The Senate has ratified the Bicameral Conference Committee’s report on the disagreeing provisions of Senate Bill No. 2332 and House Bill No. 7836, amending the Revised Penal Code to raise the age for determining statutory rape from twelve to below sixteen years old.
“I am very grateful to Sen. Richard Gordon, Chairman of the Committee on Justice, for entrusting me to co-chair the Senate bicam panel and see it through the bicam conference,” said Senate Majority Leader Juan Miguel Zubiri.
Zubiri, a re-electionist is the co-sponsor of the bill and co-chair of the Senate panel for the Bicameral Conference Committee.
“Many thanks also to the members of the Senate bicam panel for their valuable inputs and support of this bill, Sen. Sonny Angara, Sen. Lito Lapid and Sen.

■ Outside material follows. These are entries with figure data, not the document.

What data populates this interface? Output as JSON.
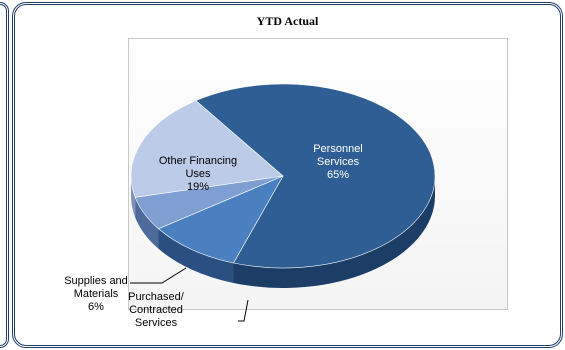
{
  "chart_data": {
    "type": "pie",
    "title": "YTD Actual",
    "slices": [
      {
        "label_lines": [
          "Personnel",
          "Services"
        ],
        "value": 65,
        "value_label": "65%",
        "color": "#2f5e95",
        "side": "#1c3d66"
      },
      {
        "label_lines": [
          "Purchased/",
          "Contracted",
          "Services"
        ],
        "value": 10,
        "value_label": "",
        "color": "#4a7fc0",
        "side": "#2b4f80"
      },
      {
        "label_lines": [
          "Supplies and",
          "Materials"
        ],
        "value": 6,
        "value_label": "6%",
        "color": "#7f9fd2",
        "side": "#4e6a9a"
      },
      {
        "label_lines": [
          "Other Financing",
          "Uses"
        ],
        "value": 19,
        "value_label": "19%",
        "color": "#bccbe8",
        "side": "#8092b5"
      }
    ]
  }
}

Risa Hontiveros.”
“For the longest time, we have had the shameful distinction of being one of the countries with the lowest age of sexual consent in the world,” he said.
At present, only Niger has a lower age of consent, at eleven years old.
“As a parent of three young kids, it’s really sad to think that the law does not protect against statutory rape,” said Zubiri.
“At thirteen, fourteen years old, they still do not have the capability to give Informed sexual consent,” he added.
The bill specifies that rape occurs “when the offended party is under sixteen years of age or is demented.” This similarly affects the qualified seduction, simple seduction, child prostitution, and child trafficking clauses in the Revised Penal Code, raising the age of the victims from twelve to under sixteen.
Apart from raising the age for statutory rape, the bill also amends the language of the law to be more gender-responsive, defining rape as an act committed by a person against another person, instead of the previous definition that specifies rape to be between a man and a woman.
The bill also includes a section mandating public and private educational institutions to provide staff development with “with plans and learning sessions on the scope of their duties and responsibilities in identifying, responding to and reporting rape and other sexual offenses.”
Along with this, the Department of Education is instructed to include in their school curriculum age-appropriate subjects concerning the rights of children in relation to the law.
“I believe that this provision will empower children against sexual advances and predators,” he said.“Our passage of this bill could be our greatest Christmas gift to all Filipino children, as they will grow and thrive in a safer environment with greater protection for them.”